29.Bedoelde u met ‘interne correspondentie’ in antwoord op vraag drie van de Kamervragen de begeleidende nota die door ambtenaren werd opgesteld bij het ambtsbericht?

30.Wat is de status van een dergelijke nota? Hoe wordt deze geclassificeerd in termen van geheim / vertrouwelijk etc? En wat is de wettelijke basis hiervoor?

31.Hoeveel ambtsberichten zijn er door het OM uitgebracht aan de toenmalig minister van V&J over (welke aspect dan ook) van de onderhavige kwestie Wilders?

32.Hoeveel begeleidende nota’s bij deze ambtsberichten zijn er opgesteld door ambtenaren (van welk departement dan ook) over deze kwestie Wilders?

  • 33. 
    Kunt u daarnaast per nota aangeven uit hoeveel pagina’s deze bestaat?

34.Wie hebben er momenteel inzage in de begeleidende nota’s bij de ambtsberichten die over, welke aspect dan ook, van de onderhavige zaak Wilders aan de toenmalig minister van V&J zijn verzonden?

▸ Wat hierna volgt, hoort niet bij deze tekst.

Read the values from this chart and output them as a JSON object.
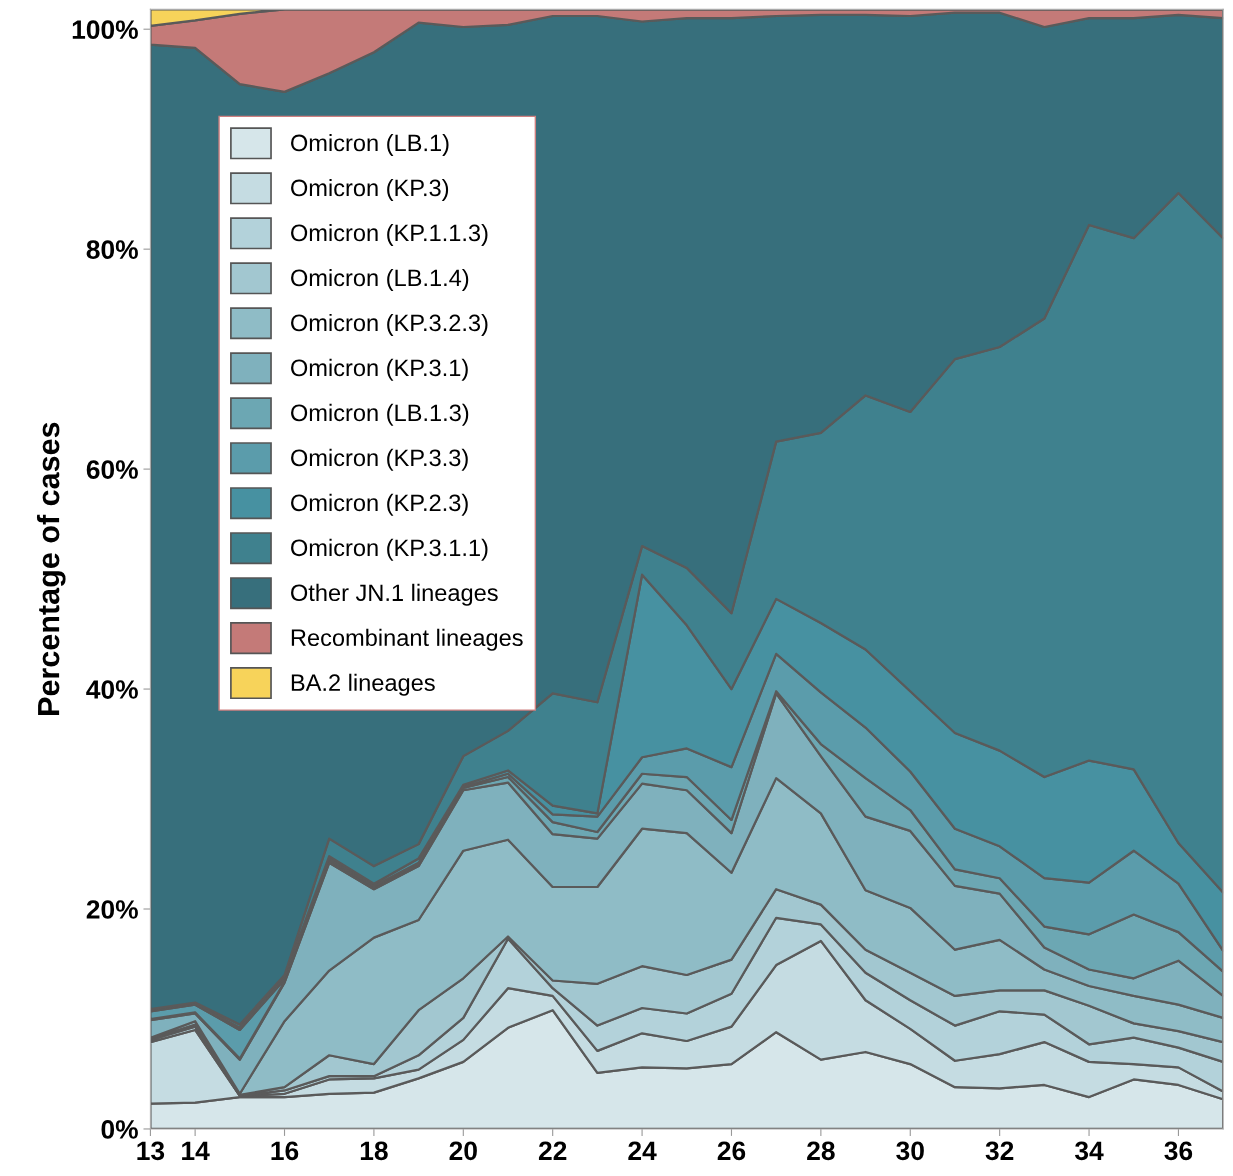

35.Mogen getuigen vrijelijk verklaren uit een dergelijke ambtelijke nota bij een ambtsbericht? Zo nee, waarom niet?

36.Bent u bereid om alle ambtsberichten / begeleidende nota’s / memo’s / interne correspondentie / notities over onderhavige kwestie Wilders als bijlage voegen bij de beantwoording van deze Kamervragen? Zo nee, bent u dan bereid om ze aan het Hof belast met de behandeling van deze zaak te zenden? Zo nee, waarom niet?

37.Is er tijdens of en marge van de ministerraad van 21 maart 2014, twee dagen na de uitspraken van de heer Wilders, formeel dan wel informeel gesproken over deze uitspraken? Zo ja, wat is er besproken?

38.Toenmalig vicepremier Asscher sprak zich negatief uit over de uitspraken van de heer Wilders tijdens de persconferentie na afloop van deze ministerraad waar hij -naar eigen zeggen- namens het voltallige kabinet sprak. Heeft hij indertijd daadwerkelijk namens het voltallige kabinet gesproken? Zo ja, met wie en wanneer is dit kabinetsstandpunt besproken, formeel dan wel informeel? Is dit ook vastgelegd?

39.Is de onderhavige kwestie, formeel dan wel informeel, op een ander moment aan de orde geweest tijdens of en marge van een ministerraad?

40.Is er ooit een zogenaamde ‘blauwe brief’ verzonden over onderhavige kwestie Wilders?

Zo ja, door welke bewindspersoon, wie was de ontvanger, wanneer en waarover ging deze ‘blauwe brief’?

41.Heeft u op enig moment, met wie dan ook, formeel dan wel informeel overleg gehad over de zaak Pechtold (uitspraak over Russen)? Zo ja, met wie, wanneer en wat was de strekking van dat overleg?

42.Is de kwestie Pechtold, formeel dan wel informeel, aan de orde gekomen tijdens een periodiek overleg tussen de minister en de voorzitter van het College van procureurs-generaal? Zo ja, wanneer en wat is er besproken?

43.Is de kwestie Pechtold aan de orde gekomen op het bewindspersonenoverleg van het CDA, formeel dan wel informeel?

44.Werd de kwestie Pechtold beschouwd als een zogenaamde ‘gevoelige zaak’?

45.Zijn er ambtsberichten door het OM aan u uitgebracht over de zaak Pechtold?

Zo ja, wanneer en werd dat ambtsbericht vergezeld van een begeleidende nota?

Zo ja, wat was het ambtelijk advies?

46.Kunt u een limitatieve opsomming maken van alle ambtsberichten / begeleidende nota’s, memo, notities, notulen of welke vorm van schriftelijke vastlegging dan ook over de kwestie Pechtold?

47.Bent u bereid om de aangetroffen stukken als bijlage voegen bij de beantwoording van deze Kamervragen? Zo nee, bent u bereid om deze stukken toezenden aan het Hof belast met de behandeling van de zaak Wilders? Zo nee, waarom niet?

48.Bent u bereid om voorts alle formele dan wel informele contacten over de kwestie Pechtold met bewindspersonen of anderen op een rijtje zetten?

49.Bent u bereid om vragen zo spoedig mogelijk, maar uiterlijk binnen de gestelde termijn van drie weken beantwoorden?